How We Learned What Works

When we started Kombo, we built products the way founders build in the early days. Nobody gives you a spec, but you talk to them to understand the problem and come up with a solution that will make them happy. When doing that, you own their problem end-to-end.

We kept doing it this way as we grew. We learned that when you put an engineer in front of a customer and let them understand the problem firsthand, they are much more inclined to solve the right problem in the right way. We made that the central part of our engineering philosophy.

What This Means for Engineers

You talk to customers. Before starting on a feature, you schedule customer calls together with a product manager to understand what they need. You gather context firsthand. This shapes how you approach the technical solution. You substantially shape the design because you understand the problem better than anyone else. We have a very technical product, so who is better suited to design it than an engineer?

You work on initiatives with a product manager and senior engineers. The team helps you succeed. When you're stuck on a technical decision, senior engineers review your approach. When you're unsure about a customer need, the product manager has context. When you need to understand how something works, someone on the team built it and can explain it. You're involved in the entire process: customer conversations, technical design, implementation, deployment, and support. You will develop the skills and ownership to move independently over time and own bigger and bigger problems. The goal is to be able to take a customer problem and ship a solution without depending on others.

The Full-Stack Mindset

Full-stack at Kombo goes beyond the tech stack. It means end-to-end ownership of the problem. Nobody at Kombo says, "That's not my responsibility, give this to the backend team." When something blocks you, you handle it. When your feature needs support, you provide it. When customers have questions, you answer them.

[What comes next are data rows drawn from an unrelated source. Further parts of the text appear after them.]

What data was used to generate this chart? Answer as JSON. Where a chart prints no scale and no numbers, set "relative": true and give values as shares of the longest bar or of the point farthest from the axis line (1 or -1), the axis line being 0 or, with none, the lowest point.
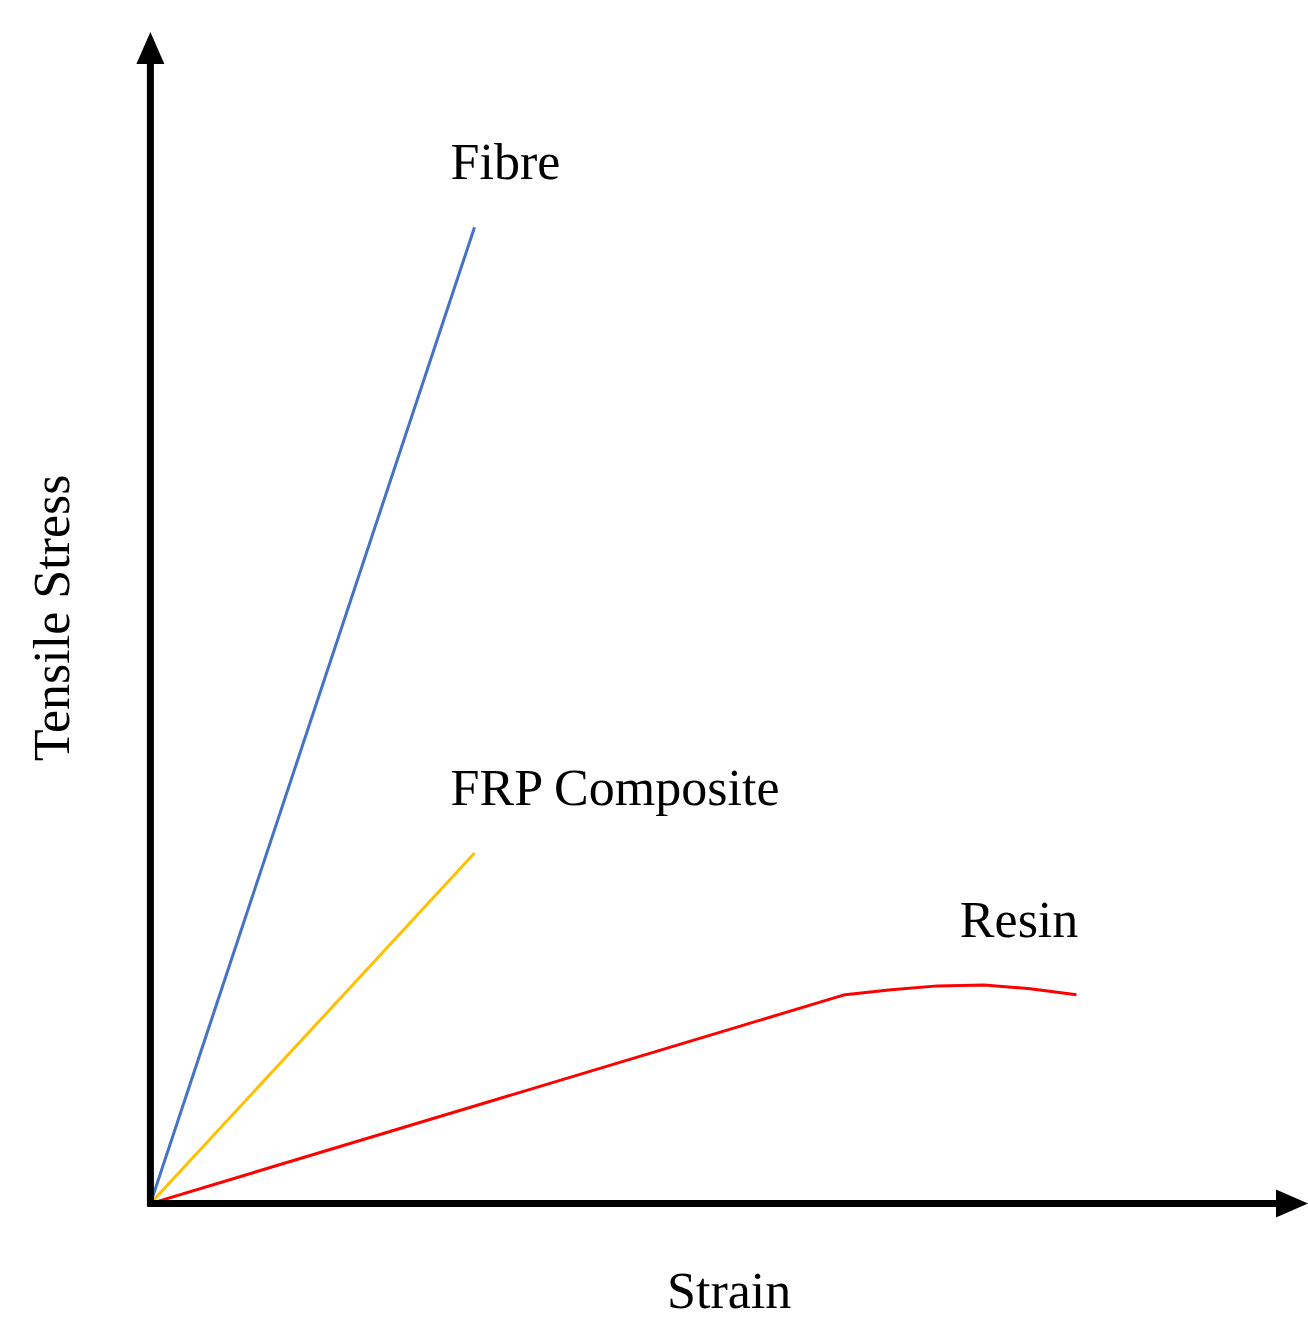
{
  "chart_data": {
    "type": "line",
    "relative": true,
    "xlabel": "Strain",
    "ylabel": "Tensile Stress",
    "grid": false,
    "legend": false,
    "marker": "none",
    "line_style": "solid",
    "categories": [
      null,
      null,
      null,
      null,
      null,
      null,
      null,
      null,
      null,
      null,
      null,
      null,
      null,
      null,
      null,
      null,
      null,
      null,
      null,
      null,
      null,
      null,
      null,
      null,
      null,
      null
    ],
    "series": [
      {
        "name": "Fibre",
        "color": "#4472c4",
        "values": [
          0,
          null,
          null,
          null,
          null,
          null,
          null,
          1,
          null,
          null,
          null,
          null,
          null,
          null,
          null,
          null,
          null,
          null,
          null,
          null,
          null,
          null,
          null,
          null,
          null,
          null
        ]
      },
      {
        "name": "FRP Composite",
        "color": "#ffc000",
        "values": [
          0,
          null,
          null,
          null,
          null,
          null,
          null,
          0.359,
          null,
          null,
          null,
          null,
          null,
          null,
          null,
          null,
          null,
          null,
          null,
          null,
          null,
          null,
          null,
          null,
          null,
          null
        ]
      },
      {
        "name": "Resin",
        "color": "#ff0000",
        "values": [
          0,
          null,
          null,
          null,
          null,
          null,
          null,
          null,
          null,
          null,
          null,
          null,
          null,
          null,
          null,
          0.214,
          0.219,
          0.223,
          0.224,
          0.22,
          0.214,
          null,
          null,
          null,
          null,
          null
        ]
      }
    ]
  }
}
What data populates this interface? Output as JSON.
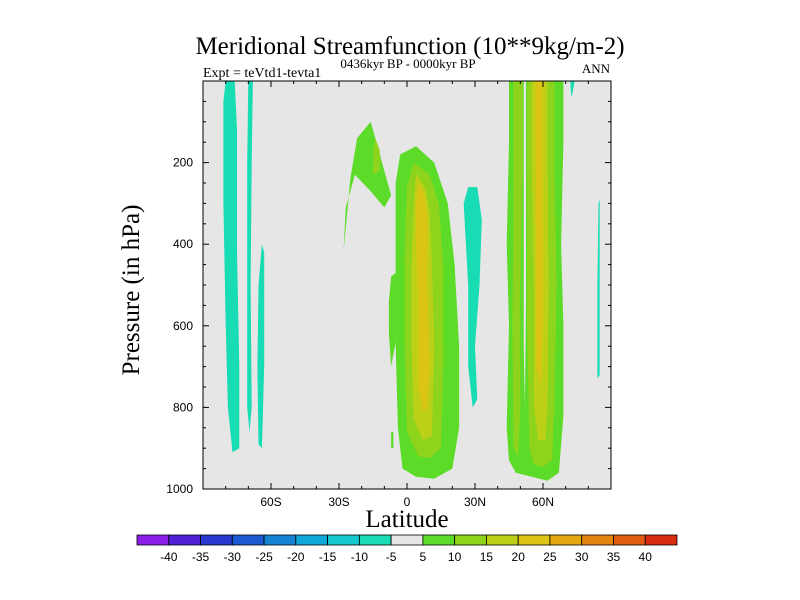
{
  "chart_data": {
    "type": "contour",
    "title": "Meridional Streamfunction (10**9kg/m-2)",
    "subtitle": "0436kyr BP - 0000kyr BP",
    "left_string": "Expt = teVtd1-tevta1",
    "right_string": "ANN",
    "xlabel": "Latitude",
    "ylabel": "Pressure (in hPa)",
    "xlim": [
      -90,
      90
    ],
    "ylim": [
      1000,
      0
    ],
    "x_ticks": [
      {
        "value": -60,
        "label": "60S"
      },
      {
        "value": -30,
        "label": "30S"
      },
      {
        "value": 0,
        "label": "0"
      },
      {
        "value": 30,
        "label": "30N"
      },
      {
        "value": 60,
        "label": "60N"
      }
    ],
    "y_ticks": [
      {
        "value": 200,
        "label": "200"
      },
      {
        "value": 400,
        "label": "400"
      },
      {
        "value": 600,
        "label": "600"
      },
      {
        "value": 800,
        "label": "800"
      },
      {
        "value": 1000,
        "label": "1000"
      }
    ],
    "colorbar": {
      "levels": [
        -40,
        -35,
        -30,
        -25,
        -20,
        -15,
        -10,
        -5,
        5,
        10,
        15,
        20,
        25,
        30,
        35,
        40
      ],
      "colors": [
        "#8a1ee6",
        "#5020d8",
        "#2838d0",
        "#1c5ad2",
        "#1482d0",
        "#10a8d8",
        "#18c8d0",
        "#18dcb4",
        "#e6e6e6",
        "#5cdc28",
        "#8ed41c",
        "#bcd018",
        "#dcc414",
        "#e4a810",
        "#e48410",
        "#e05c10",
        "#d82c10"
      ]
    },
    "regions": [
      {
        "name": "sh-polar-neg",
        "value": -7.5,
        "points": [
          [
            -80,
            0
          ],
          [
            -76,
            0
          ],
          [
            -75,
            120
          ],
          [
            -75,
            420
          ],
          [
            -74,
            700
          ],
          [
            -74,
            900
          ],
          [
            -77,
            910
          ],
          [
            -79,
            800
          ],
          [
            -80,
            600
          ],
          [
            -81,
            300
          ],
          [
            -81,
            50
          ]
        ]
      },
      {
        "name": "sh-65s-neg",
        "value": -7.5,
        "points": [
          [
            -70,
            0
          ],
          [
            -68,
            0
          ],
          [
            -68.5,
            200
          ],
          [
            -69,
            500
          ],
          [
            -68.5,
            800
          ],
          [
            -69.5,
            860
          ],
          [
            -70.5,
            800
          ],
          [
            -70.5,
            500
          ],
          [
            -70.5,
            200
          ]
        ]
      },
      {
        "name": "sh-65s-neg-2",
        "value": -7.5,
        "points": [
          [
            -64,
            400
          ],
          [
            -63,
            420
          ],
          [
            -63,
            700
          ],
          [
            -64,
            900
          ],
          [
            -65.5,
            890
          ],
          [
            -66,
            700
          ],
          [
            -65.5,
            500
          ]
        ]
      },
      {
        "name": "upper-cell-pos",
        "value": 7.5,
        "points": [
          [
            -28,
            420
          ],
          [
            -26,
            300
          ],
          [
            -25,
            240
          ],
          [
            -22,
            140
          ],
          [
            -16,
            100
          ],
          [
            -13,
            160
          ],
          [
            -7,
            280
          ],
          [
            -10,
            310
          ],
          [
            -16,
            270
          ],
          [
            -23,
            230
          ],
          [
            -27,
            310
          ]
        ]
      },
      {
        "name": "upper-cell-15",
        "value": 12.5,
        "points": [
          [
            -14,
            140
          ],
          [
            -12,
            170
          ],
          [
            -12,
            220
          ],
          [
            -15,
            230
          ],
          [
            -15,
            180
          ]
        ]
      },
      {
        "name": "tropics-pos",
        "value": 7.5,
        "points": [
          [
            -3,
            180
          ],
          [
            4,
            160
          ],
          [
            12,
            200
          ],
          [
            18,
            300
          ],
          [
            21,
            450
          ],
          [
            23,
            650
          ],
          [
            23,
            850
          ],
          [
            20,
            950
          ],
          [
            12,
            975
          ],
          [
            4,
            970
          ],
          [
            -2,
            950
          ],
          [
            -4,
            850
          ],
          [
            -5,
            650
          ],
          [
            -5,
            450
          ],
          [
            -5,
            250
          ]
        ]
      },
      {
        "name": "tropics-15",
        "value": 12.5,
        "points": [
          [
            3,
            200
          ],
          [
            10,
            230
          ],
          [
            14,
            300
          ],
          [
            16,
            450
          ],
          [
            16,
            700
          ],
          [
            15,
            900
          ],
          [
            10,
            925
          ],
          [
            5,
            920
          ],
          [
            0,
            860
          ],
          [
            -1,
            650
          ],
          [
            -1,
            420
          ],
          [
            0,
            260
          ]
        ]
      },
      {
        "name": "tropics-20",
        "value": 17.5,
        "points": [
          [
            4,
            230
          ],
          [
            8,
            260
          ],
          [
            10,
            320
          ],
          [
            11,
            450
          ],
          [
            12,
            650
          ],
          [
            11,
            870
          ],
          [
            7,
            880
          ],
          [
            3,
            830
          ],
          [
            2,
            650
          ],
          [
            2,
            450
          ],
          [
            3,
            300
          ]
        ]
      },
      {
        "name": "tropics-25",
        "value": 22.5,
        "points": [
          [
            5,
            250
          ],
          [
            8,
            280
          ],
          [
            9,
            350
          ],
          [
            9,
            500
          ],
          [
            10,
            700
          ],
          [
            9,
            800
          ],
          [
            7,
            810
          ],
          [
            5,
            750
          ],
          [
            5,
            550
          ],
          [
            4,
            400
          ],
          [
            4,
            300
          ]
        ]
      },
      {
        "name": "tropics-left-pos",
        "value": 7.5,
        "points": [
          [
            -8,
            540
          ],
          [
            -7,
            480
          ],
          [
            -5,
            470
          ],
          [
            -4,
            520
          ],
          [
            -5,
            640
          ],
          [
            -7,
            700
          ],
          [
            -8,
            620
          ]
        ]
      },
      {
        "name": "tropics-small-pos",
        "value": 7.5,
        "points": [
          [
            -7,
            860
          ],
          [
            -6,
            860
          ],
          [
            -6,
            900
          ],
          [
            -7,
            900
          ]
        ]
      },
      {
        "name": "nh-25n-neg",
        "value": -7.5,
        "points": [
          [
            25,
            300
          ],
          [
            27,
            260
          ],
          [
            31,
            260
          ],
          [
            33,
            340
          ],
          [
            32,
            500
          ],
          [
            30,
            650
          ],
          [
            31,
            780
          ],
          [
            29,
            800
          ],
          [
            27,
            700
          ],
          [
            27,
            500
          ],
          [
            26,
            400
          ]
        ]
      },
      {
        "name": "nh-midlat-pos",
        "value": 7.5,
        "points": [
          [
            45,
            0
          ],
          [
            69,
            0
          ],
          [
            69,
            150
          ],
          [
            68,
            400
          ],
          [
            69,
            600
          ],
          [
            69,
            820
          ],
          [
            67,
            960
          ],
          [
            62,
            980
          ],
          [
            55,
            970
          ],
          [
            48,
            960
          ],
          [
            45,
            930
          ],
          [
            44,
            850
          ],
          [
            45,
            600
          ],
          [
            44,
            400
          ],
          [
            45,
            150
          ]
        ]
      },
      {
        "name": "nh-midlat-15",
        "value": 12.5,
        "points": [
          [
            47,
            0
          ],
          [
            51,
            0
          ],
          [
            51,
            200
          ],
          [
            50,
            500
          ],
          [
            50,
            800
          ],
          [
            49,
            920
          ],
          [
            47,
            900
          ],
          [
            46.5,
            600
          ],
          [
            47,
            300
          ]
        ]
      },
      {
        "name": "nh-midlat-15-b",
        "value": 12.5,
        "points": [
          [
            53,
            0
          ],
          [
            65,
            0
          ],
          [
            65,
            200
          ],
          [
            66,
            500
          ],
          [
            65,
            800
          ],
          [
            64,
            930
          ],
          [
            60,
            945
          ],
          [
            56,
            940
          ],
          [
            54,
            900
          ],
          [
            53,
            600
          ],
          [
            53,
            300
          ]
        ]
      },
      {
        "name": "nh-midlat-20",
        "value": 17.5,
        "points": [
          [
            55,
            0
          ],
          [
            62,
            0
          ],
          [
            62,
            200
          ],
          [
            62.5,
            500
          ],
          [
            62,
            800
          ],
          [
            61,
            880
          ],
          [
            58,
            880
          ],
          [
            56,
            800
          ],
          [
            56,
            500
          ],
          [
            55,
            200
          ]
        ]
      },
      {
        "name": "nh-midlat-25",
        "value": 22.5,
        "points": [
          [
            56.5,
            0
          ],
          [
            60,
            0
          ],
          [
            60,
            300
          ],
          [
            60,
            600
          ],
          [
            59,
            750
          ],
          [
            57,
            700
          ],
          [
            57,
            400
          ]
        ]
      },
      {
        "name": "nh-midlat-gap",
        "value": 0,
        "points": [
          [
            51.5,
            0
          ],
          [
            52.5,
            0
          ],
          [
            52.5,
            550
          ],
          [
            52,
            800
          ],
          [
            51.5,
            650
          ]
        ]
      },
      {
        "name": "nh-73n-neg",
        "value": -7.5,
        "points": [
          [
            72,
            0
          ],
          [
            74,
            0
          ],
          [
            73,
            30
          ],
          [
            72.5,
            40
          ]
        ]
      },
      {
        "name": "nh-84n-neg",
        "value": -7.5,
        "points": [
          [
            84.5,
            300
          ],
          [
            85,
            290
          ],
          [
            85,
            720
          ],
          [
            84,
            730
          ],
          [
            84,
            500
          ]
        ]
      }
    ]
  }
}
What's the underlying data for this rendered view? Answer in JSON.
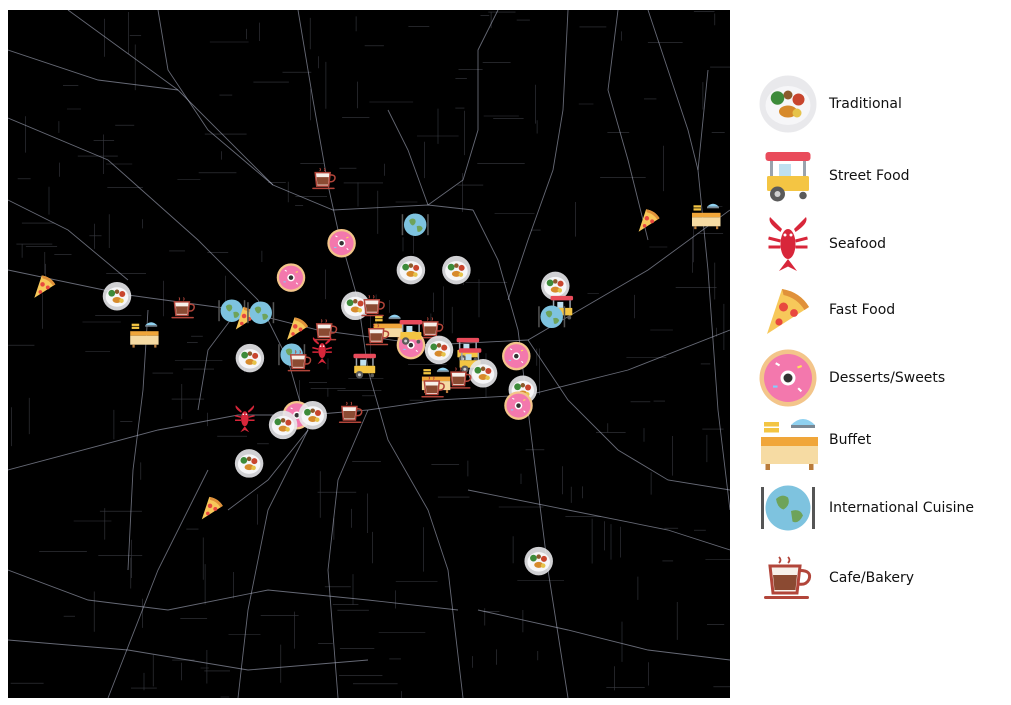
{
  "legend": {
    "items": [
      {
        "key": "traditional",
        "label": "Traditional",
        "icon": "traditional-plate-icon"
      },
      {
        "key": "street",
        "label": "Street Food",
        "icon": "street-cart-icon"
      },
      {
        "key": "seafood",
        "label": "Seafood",
        "icon": "lobster-icon"
      },
      {
        "key": "fastfood",
        "label": "Fast Food",
        "icon": "pizza-slice-icon"
      },
      {
        "key": "dessert",
        "label": "Desserts/Sweets",
        "icon": "donut-icon"
      },
      {
        "key": "buffet",
        "label": "Buffet",
        "icon": "buffet-table-icon"
      },
      {
        "key": "international",
        "label": "International Cuisine",
        "icon": "globe-cutlery-icon"
      },
      {
        "key": "cafe",
        "label": "Cafe/Bakery",
        "icon": "coffee-cup-icon"
      }
    ]
  },
  "map": {
    "background": "#000000",
    "road_color": "#b9bfd6",
    "markers": [
      {
        "cat": "cafe",
        "x": 0.438,
        "y": 0.245
      },
      {
        "cat": "fastfood",
        "x": 0.888,
        "y": 0.305
      },
      {
        "cat": "buffet",
        "x": 0.966,
        "y": 0.297
      },
      {
        "cat": "international",
        "x": 0.564,
        "y": 0.312
      },
      {
        "cat": "dessert",
        "x": 0.462,
        "y": 0.339
      },
      {
        "cat": "dessert",
        "x": 0.392,
        "y": 0.389
      },
      {
        "cat": "traditional",
        "x": 0.558,
        "y": 0.378
      },
      {
        "cat": "traditional",
        "x": 0.621,
        "y": 0.378
      },
      {
        "cat": "fastfood",
        "x": 0.051,
        "y": 0.401
      },
      {
        "cat": "traditional",
        "x": 0.151,
        "y": 0.416
      },
      {
        "cat": "cafe",
        "x": 0.243,
        "y": 0.433
      },
      {
        "cat": "international",
        "x": 0.31,
        "y": 0.437
      },
      {
        "cat": "fastfood",
        "x": 0.33,
        "y": 0.447
      },
      {
        "cat": "international",
        "x": 0.35,
        "y": 0.44
      },
      {
        "cat": "traditional",
        "x": 0.481,
        "y": 0.43
      },
      {
        "cat": "cafe",
        "x": 0.506,
        "y": 0.43
      },
      {
        "cat": "traditional",
        "x": 0.758,
        "y": 0.401
      },
      {
        "cat": "street",
        "x": 0.767,
        "y": 0.433
      },
      {
        "cat": "international",
        "x": 0.753,
        "y": 0.446
      },
      {
        "cat": "buffet",
        "x": 0.188,
        "y": 0.469
      },
      {
        "cat": "fastfood",
        "x": 0.401,
        "y": 0.462
      },
      {
        "cat": "cafe",
        "x": 0.44,
        "y": 0.465
      },
      {
        "cat": "buffet",
        "x": 0.525,
        "y": 0.458
      },
      {
        "cat": "cafe",
        "x": 0.587,
        "y": 0.462
      },
      {
        "cat": "dessert",
        "x": 0.558,
        "y": 0.487
      },
      {
        "cat": "traditional",
        "x": 0.597,
        "y": 0.494
      },
      {
        "cat": "street",
        "x": 0.637,
        "y": 0.494
      },
      {
        "cat": "street",
        "x": 0.558,
        "y": 0.468
      },
      {
        "cat": "cafe",
        "x": 0.512,
        "y": 0.472
      },
      {
        "cat": "traditional",
        "x": 0.335,
        "y": 0.506
      },
      {
        "cat": "international",
        "x": 0.393,
        "y": 0.501
      },
      {
        "cat": "seafood",
        "x": 0.435,
        "y": 0.495
      },
      {
        "cat": "cafe",
        "x": 0.404,
        "y": 0.51
      },
      {
        "cat": "street",
        "x": 0.494,
        "y": 0.517
      },
      {
        "cat": "dessert",
        "x": 0.704,
        "y": 0.503
      },
      {
        "cat": "street",
        "x": 0.64,
        "y": 0.509
      },
      {
        "cat": "traditional",
        "x": 0.658,
        "y": 0.528
      },
      {
        "cat": "cafe",
        "x": 0.626,
        "y": 0.535
      },
      {
        "cat": "buffet",
        "x": 0.592,
        "y": 0.535
      },
      {
        "cat": "cafe",
        "x": 0.589,
        "y": 0.548
      },
      {
        "cat": "traditional",
        "x": 0.713,
        "y": 0.552
      },
      {
        "cat": "dessert",
        "x": 0.707,
        "y": 0.575
      },
      {
        "cat": "seafood",
        "x": 0.328,
        "y": 0.594
      },
      {
        "cat": "dessert",
        "x": 0.4,
        "y": 0.589
      },
      {
        "cat": "traditional",
        "x": 0.422,
        "y": 0.589
      },
      {
        "cat": "cafe",
        "x": 0.475,
        "y": 0.585
      },
      {
        "cat": "traditional",
        "x": 0.381,
        "y": 0.603
      },
      {
        "cat": "traditional",
        "x": 0.334,
        "y": 0.659
      },
      {
        "cat": "fastfood",
        "x": 0.283,
        "y": 0.723
      },
      {
        "cat": "traditional",
        "x": 0.735,
        "y": 0.801
      }
    ]
  }
}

This works because we eliminate unnecessary boundaries. Single programming language (TypeScript) for frontend and backend. Monorepo. Trunk-based development so you can ship fast without waiting for release cycles. Internal transparency so you can find any information you need. You can focus on solving problems instead of navigating organizational complexity.

You own problems, but you're not alone. Before starting an initiative, you write a short RFC that invites the team to challenge your assumptions and share knowledge. This saves you from running into problems others have already solved. When you're blocked, you ask for help. The team works together to make sure everyone succeeds.

When you own an initiative, you decide how to solve it. You're responsible for customers successfully adopting what you build. You move fast because you don't wait for approvals or handoffs.